Não quero mais me alongar, Sr. Bowie. Sei que o senhor deve ter milhares e milhares de correspondências para responder, por causa da sua mudança de endereço e ainda deves ser um absolute beginner na arte dos e-mails interestelares. Que tal aproveitar um pouco do seu tempo também para cantar a noite todinha, como em Lady Stardust? As estrelas ficariam loucas com o seu charme inconfundível. Ou então, fazer como o Thin White Duke e sair lançando dardos nos olhos apaixonados das stars? Elas nem sentiriam, eu te garanto... Agora o senhor vai ser o starman oficial a nos esperar aí no céu, pronto a fundir com as cucas dos presentes e dos que estarão por vir. Quando tiveres um tempinho e se puderes, é lógico, responda este carinhoso e-mail. Ou, se rolar uma permissão por parte do divino e ele te disser algo como: "Wake up you sleepy head / Put on some clothes, shake up your bed" para fazer uma visita por aqui, estaremos esperando com todo o carinho.

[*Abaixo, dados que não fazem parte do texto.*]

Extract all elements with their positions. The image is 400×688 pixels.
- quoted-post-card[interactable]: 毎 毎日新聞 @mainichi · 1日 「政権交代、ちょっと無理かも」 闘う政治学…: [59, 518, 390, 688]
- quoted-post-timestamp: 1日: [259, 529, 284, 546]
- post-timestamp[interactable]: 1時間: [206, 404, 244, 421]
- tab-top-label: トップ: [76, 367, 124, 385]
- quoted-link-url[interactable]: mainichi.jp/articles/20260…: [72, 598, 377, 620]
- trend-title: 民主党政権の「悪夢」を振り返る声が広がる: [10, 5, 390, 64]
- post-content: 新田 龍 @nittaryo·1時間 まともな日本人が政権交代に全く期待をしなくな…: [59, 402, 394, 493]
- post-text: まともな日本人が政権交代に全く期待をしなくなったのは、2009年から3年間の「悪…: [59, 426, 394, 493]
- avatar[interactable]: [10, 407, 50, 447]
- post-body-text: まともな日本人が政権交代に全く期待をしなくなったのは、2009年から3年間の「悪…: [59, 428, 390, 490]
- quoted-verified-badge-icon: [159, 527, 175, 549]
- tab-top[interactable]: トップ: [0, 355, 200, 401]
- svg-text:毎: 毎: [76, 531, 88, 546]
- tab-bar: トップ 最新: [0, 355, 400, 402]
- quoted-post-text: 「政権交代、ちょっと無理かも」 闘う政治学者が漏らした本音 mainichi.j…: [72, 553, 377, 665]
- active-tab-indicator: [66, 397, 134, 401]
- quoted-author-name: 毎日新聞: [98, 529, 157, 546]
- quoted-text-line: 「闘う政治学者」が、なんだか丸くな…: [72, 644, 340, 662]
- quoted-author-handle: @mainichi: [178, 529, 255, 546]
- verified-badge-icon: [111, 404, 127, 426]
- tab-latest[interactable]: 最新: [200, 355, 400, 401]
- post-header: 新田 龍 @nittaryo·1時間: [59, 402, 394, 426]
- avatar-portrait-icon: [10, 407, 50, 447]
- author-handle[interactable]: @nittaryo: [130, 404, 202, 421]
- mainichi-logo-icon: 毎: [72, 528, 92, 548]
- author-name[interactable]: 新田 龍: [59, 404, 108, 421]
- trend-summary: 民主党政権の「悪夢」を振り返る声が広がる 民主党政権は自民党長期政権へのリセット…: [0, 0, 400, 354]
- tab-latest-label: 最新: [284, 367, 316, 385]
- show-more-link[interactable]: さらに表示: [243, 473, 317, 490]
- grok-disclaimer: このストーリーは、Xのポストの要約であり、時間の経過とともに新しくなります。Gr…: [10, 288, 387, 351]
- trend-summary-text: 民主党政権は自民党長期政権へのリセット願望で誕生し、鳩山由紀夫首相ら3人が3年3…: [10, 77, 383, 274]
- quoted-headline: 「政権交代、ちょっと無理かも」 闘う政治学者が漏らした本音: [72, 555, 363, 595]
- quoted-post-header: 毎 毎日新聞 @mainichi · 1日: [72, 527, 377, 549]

Descanse por ora, Mr. Bowie. Sua agonia foi longa. Seu sofrimento deve ter sido intenso. Como o bluebird de "Lazarus", estás finalmente livre de tudo isso. Turn and face the strange. Vai ser difícil para ti, tem sido difícil para nós, para sua família deve ter sido de uma dificuldade que não podemos calcular. O senhor foi o herói de muitos dos nossos dias e não apenas de um dia só. Muito obrigado por tudo!

Um forte abraço, com todo o amor, o carinho e a admiração do
Vinil


LEIA OS TEXTOS ESCRITOS SOBRE OS DISCOS DE DAVID BOWIE PARA O PEQUENOS CLÁSSICOS PERDIDOS:

[Blackstar] (2016)

Live in Santa Monica ’72 (2008)

Let’s Dance (1983)

Young Americans (1975)

Diamond Dogs (1974)

The Rise and Fall of Ziggy Stardust from Mars (1972)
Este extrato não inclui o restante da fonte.